Membedah lebih dalam, meski Temon menyebut ciri khas dari Temon Holic adalah pada gerakan tangan ombak, sejatinya tren joget ini terpaku pada sinkopasi kendang serta bebunyian instrumen perkusif lainnya.
Hentakan dan ketukan ganjil itulah yang kemudian melahirkan 'senggakan' pada tiap goyangan milik Temon.
Sinkopasi atau senggakan tersebut memang menjadi nyawa utama dari sub-genre koplo dari musik dangdut, terutama di tanah Jawa Tengah, tempat Temon lahir dan tumbuh besar.
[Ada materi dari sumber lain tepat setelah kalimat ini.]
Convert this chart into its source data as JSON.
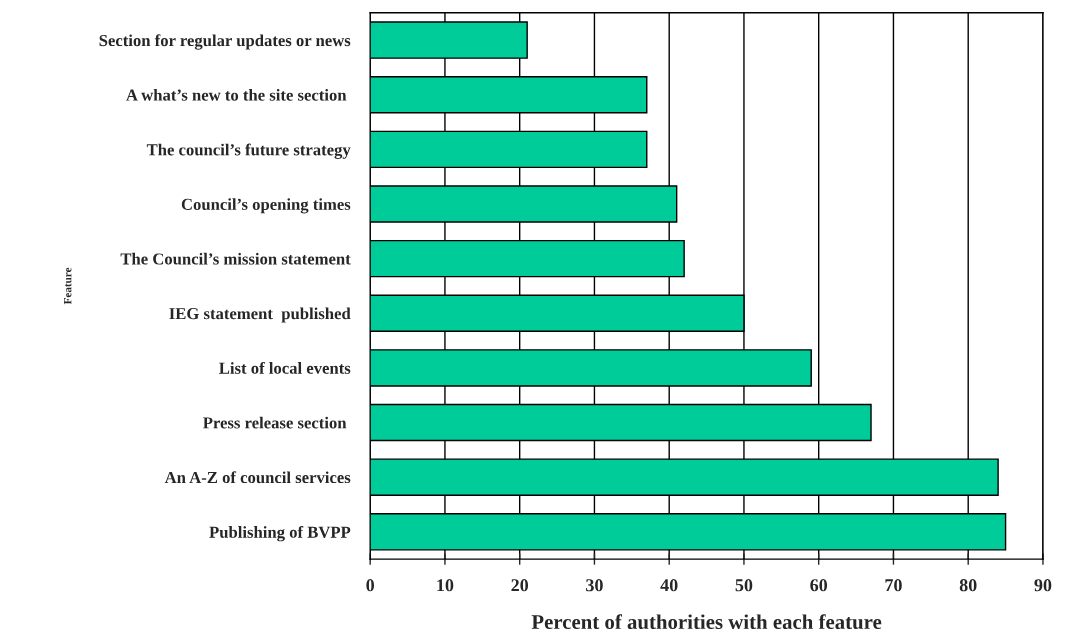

Michael mengakui bahwa pola ekspresi yang ditawarkan oleh Temon memang amat menarik. Menurutnya, gerakan Temon Holic berkembang secara naluriah melalui darah dan batin Temon yang sudah terekspos dengan kesenian di daerahnya.
"Kalau (gerakan) mas Temonnya, bagiku karena dia tinggal di Klaten, jelas ia terdisiplinkan oleh musik gamelan dan musik folk, atau musik tradisi lah," kata Michael.
"Jadi ada jathilan, jaran kepang, terus musik-musik rakyat di Jawa yang notabene memang punya motif senggakan kayak begitu ya," lanjutnya.
Michael pun menilai lakon dan gerak tubuh Temon Holic memang berdasar dari pengaruh budaya Jawa yang tertanam dalam diri Temon, seperti lagu-lagu gamelan, lagu-lagu Jawa, campursari, lagu Kejawen, dan sejenisnya yang punya "hentakan, tendangan, dan sebagainya".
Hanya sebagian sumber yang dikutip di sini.